SEMT provided engines to the Saudi F 3000 S frigates (Sawari II program) and the Sigma class frigates for the Moroccan Navy (2 x 20 PA6B STC).

Through Fairbanks Morse Engines, SEMT engines have been purchased by the US Navy, The 16-cylinder PC2.5 STC engine were used by the USN for the San Antonio-class LPD 17 troop transporters, which are each equipped with four engines

The PA and PC engines have been used by Australia, China, Canada, India, the United Kingdom, South Korea, Indonesia and Russia, along with the Japan Coast Guard.

===Submarines===

The PA4 engine was adapted for use by submarines, leading to the SM versions of the PA4 185 and 200. These were equipped with Hispano-Suiza compressors – given the particular constraints in terms of air aspiration and exhaust gases within a submarine. The compressor also minimized the pressure variations created by the sea swell, increasing the reliability of the engine and therefore the safety of the entire propulsion system.

===Merchant ships===

- Large ships (cruise liners, cargo ships and container ships) traditionally use medium-speed PC engines,
- Smaller vessels use high-speed PA engines

Japanese licensee Niigata identified strong demand among the country's fishing fleet – requiring an engine that would fit the trawlers exactly. The result was the design and development of the PA5, with a 255 mm bore.

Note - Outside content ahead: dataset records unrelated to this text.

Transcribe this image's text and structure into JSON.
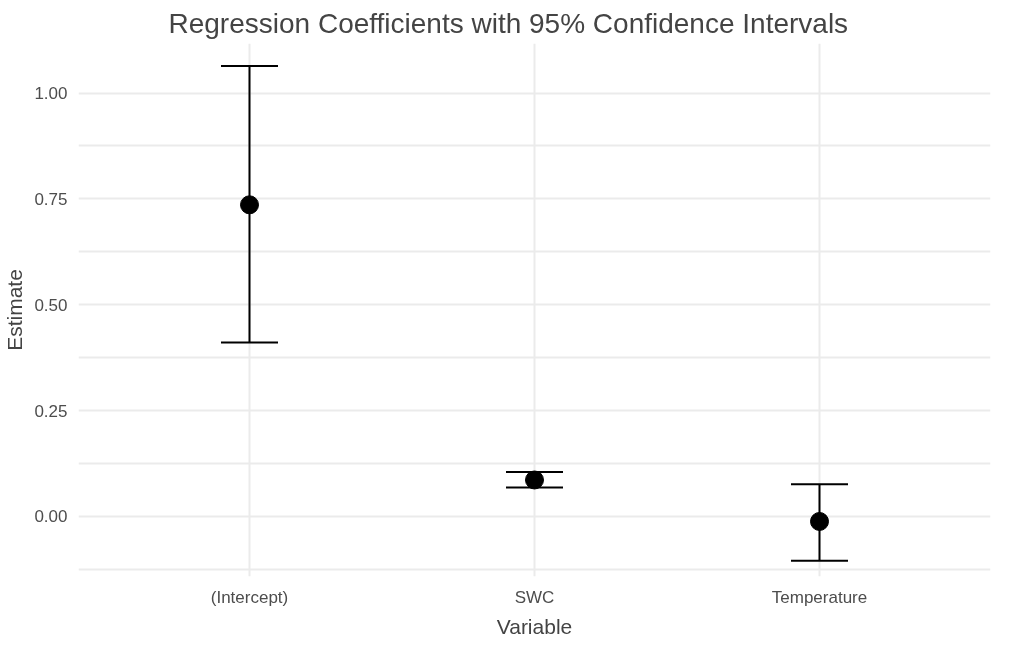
{
  "chart_data": {
    "type": "scatter",
    "title": "Regression Coefficients with 95% Confidence Intervals",
    "xlabel": "Variable",
    "ylabel": "Estimate",
    "categories": [
      "(Intercept)",
      "SWC",
      "Temperature"
    ],
    "color": "#000000",
    "values": [
      0.736,
      0.086,
      -0.012
    ],
    "errors": [
      [
        0.411,
        1.064
      ],
      [
        0.068,
        0.105
      ],
      [
        -0.105,
        0.076
      ]
    ],
    "ylim": [
      -0.142,
      1.117
    ],
    "yticks": [
      {
        "value": -0.125,
        "label": null
      },
      {
        "value": 0,
        "label": "0.00"
      },
      {
        "value": 0.125,
        "label": null
      },
      {
        "value": 0.25,
        "label": "0.25"
      },
      {
        "value": 0.375,
        "label": null
      },
      {
        "value": 0.5,
        "label": "0.50"
      },
      {
        "value": 0.625,
        "label": null
      },
      {
        "value": 0.75,
        "label": "0.75"
      },
      {
        "value": 0.875,
        "label": null
      },
      {
        "value": 1,
        "label": "1.00"
      }
    ],
    "grid": true,
    "marker": "circle"
  }
}
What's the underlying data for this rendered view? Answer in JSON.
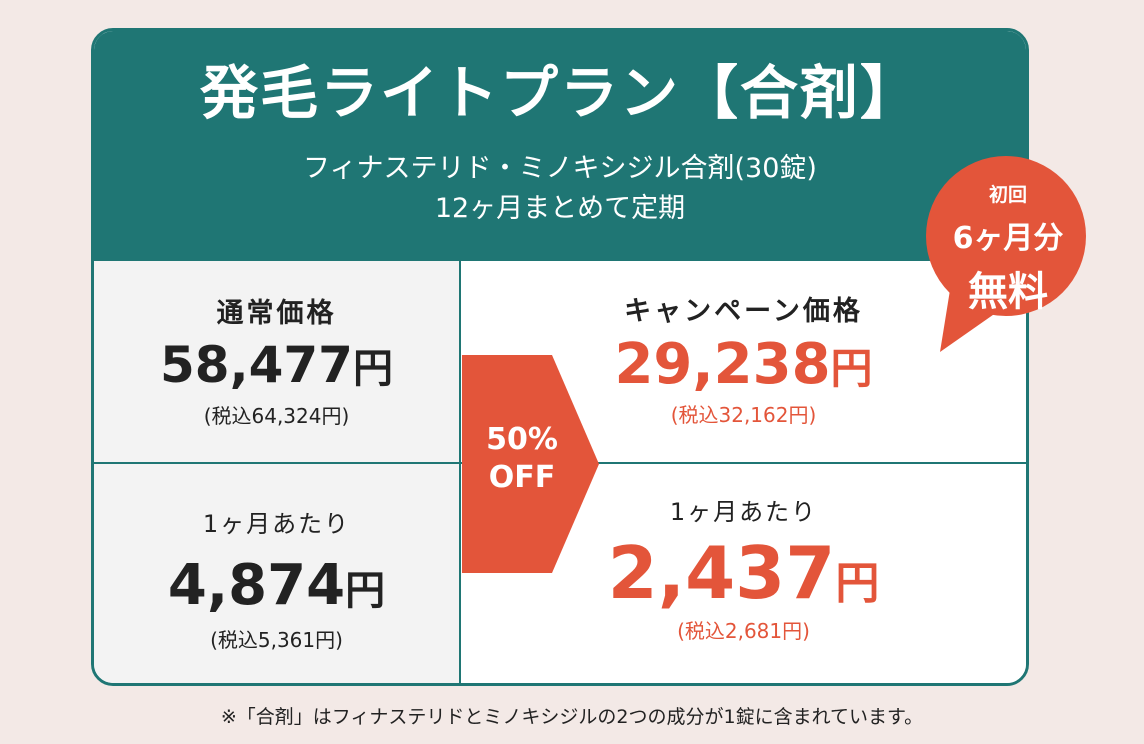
{
  "header": {
    "title": "発毛ライトプラン【合剤】",
    "subtitle_line1": "フィナステリド・ミノキシジル合剤(30錠)",
    "subtitle_line2": "12ヶ月まとめて定期"
  },
  "regular": {
    "label": "通常価格",
    "price": "58,477",
    "yen": "円",
    "tax_incl": "(税込64,324円)",
    "per_month_label": "1ヶ月あたり",
    "per_month_price": "4,874",
    "per_month_tax": "(税込5,361円)"
  },
  "discount": {
    "line1": "50%",
    "line2": "OFF"
  },
  "campaign": {
    "label": "キャンペーン価格",
    "price": "29,238",
    "yen": "円",
    "tax_incl": "(税込32,162円)",
    "per_month_label": "1ヶ月あたり",
    "per_month_price": "2,437",
    "per_month_tax": "(税込2,681円)"
  },
  "badge": {
    "line1": "初回",
    "line2": "6ヶ月分",
    "line3": "無料"
  },
  "footnote": "※「合剤」はフィナステリドとミノキシジルの2つの成分が1錠に含まれています。",
  "colors": {
    "teal": "#1f7674",
    "accent_red": "#e3553a",
    "background": "#f3e9e6"
  }
}
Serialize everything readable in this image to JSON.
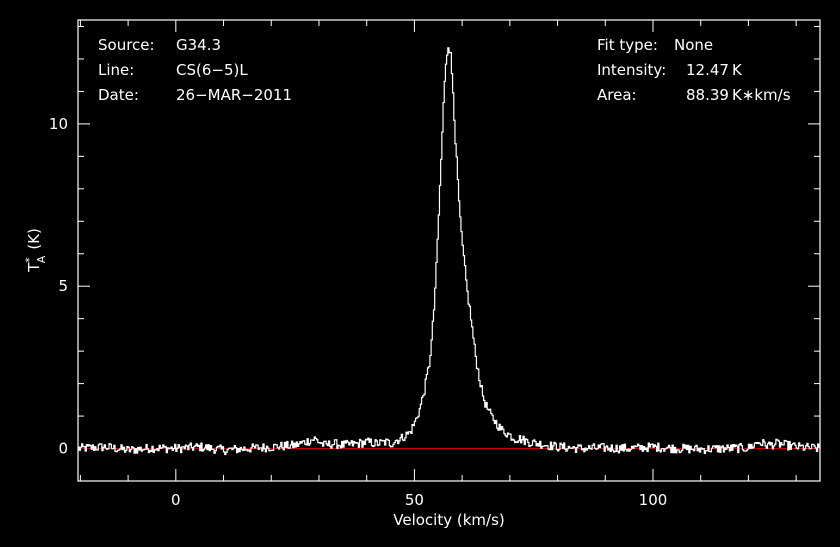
{
  "info_left": {
    "source_label": "Source:",
    "source_value": "G34.3",
    "line_label": "Line:",
    "line_value": "CS(6−5)L",
    "date_label": "Date:",
    "date_value": "26−MAR−2011"
  },
  "info_right": {
    "fit_label": "Fit type:",
    "fit_value": "None",
    "intensity_label": "Intensity:",
    "intensity_value": "12.47 K",
    "area_label": "Area:",
    "area_value": "88.39 K∗km/s"
  },
  "colors": {
    "background": "#000000",
    "foreground": "#ffffff",
    "baseline": "#cc0000"
  },
  "chart_data": {
    "type": "line",
    "xlabel": "Velocity (km/s)",
    "ylabel_main": "T",
    "ylabel_sup": "*",
    "ylabel_sub": "A",
    "ylabel_unit": "(K)",
    "xlim": [
      -20.5,
      135
    ],
    "ylim": [
      -1.0,
      13.2
    ],
    "xticks": [
      0,
      50,
      100
    ],
    "xtick_labels": [
      "0",
      "50",
      "100"
    ],
    "yticks": [
      0,
      5,
      10
    ],
    "ytick_labels": [
      "0",
      "5",
      "10"
    ],
    "baseline_y": 0,
    "series": [
      {
        "x": [
          -20.5,
          -15,
          -10,
          -5,
          0,
          5,
          10,
          15,
          20,
          25,
          29,
          30,
          31,
          33,
          35,
          38,
          40,
          42,
          44,
          45,
          46,
          47,
          48,
          49,
          50,
          51,
          52,
          53,
          53.5,
          54,
          54.5,
          55,
          55.5,
          56,
          56.5,
          57,
          57.5,
          58,
          58.5,
          59,
          59.5,
          60,
          60.5,
          61,
          61.5,
          62,
          62.5,
          63,
          63.5,
          64,
          64.5,
          65,
          66,
          67,
          68,
          69,
          70,
          71,
          72,
          73,
          74,
          76,
          78,
          80,
          85,
          90,
          95,
          100,
          105,
          110,
          115,
          120,
          122,
          124,
          126,
          130,
          135
        ],
        "y": [
          0.0,
          0.05,
          -0.05,
          0.02,
          0.0,
          0.05,
          -0.05,
          0.0,
          0.05,
          0.1,
          0.3,
          0.2,
          0.1,
          0.15,
          0.1,
          0.15,
          0.2,
          0.15,
          0.2,
          0.15,
          0.25,
          0.3,
          0.4,
          0.5,
          0.8,
          1.2,
          1.8,
          2.6,
          3.3,
          4.3,
          5.6,
          7.2,
          8.9,
          10.6,
          11.9,
          12.47,
          12.1,
          11.0,
          9.5,
          8.2,
          7.0,
          6.2,
          5.5,
          4.8,
          4.3,
          3.7,
          3.1,
          2.6,
          2.2,
          1.8,
          1.5,
          1.3,
          1.0,
          0.8,
          0.6,
          0.5,
          0.4,
          0.3,
          0.3,
          0.25,
          0.2,
          0.15,
          0.1,
          0.05,
          0.0,
          0.02,
          0.0,
          0.05,
          0.0,
          -0.02,
          0.0,
          0.02,
          0.2,
          0.1,
          0.15,
          0.05,
          0.0
        ]
      }
    ]
  }
}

The nine-cylinder PC20 engines developed for the Sovereign of the Seas (268 meters) were mounted on rubber pads to reduce noise and vibrations in the cabins.

===Locomotives===

The PA4 unit with a 185 mm bore was designed specifically for the locomotive market. Over 44,2% of all the engines produced in the history of SEMT were destined for locomotives.

===Thermal power plants===

Electricité de France (EDF) began using SEMT engines for its diesel-powered plants in the 1950s. EDF later equipped plants in France's overseas territories and dominions with 18 PC4.2 V engines.

The PC engines for diesel-fueled electricity generating plants were installed throughout Japan, having numerous islands that need to be autonomous in terms of power production.

===Auxiliary power for nuclear plants===

SEMT. Pielstick engines were used in many countries for backup power supplies to nuclear plants.

==Shareholder evolution==
1987: The actions are shared in 3:

1. 49% by Alsthom
2. 25.5% by MTU
3. 25.5% by MAN

1990: Shares are shared equally by Alsthom, MAN and MTU (33.3% each).

2006: 100% of Pielstick's shares are held by MAN and became the sole shareholder.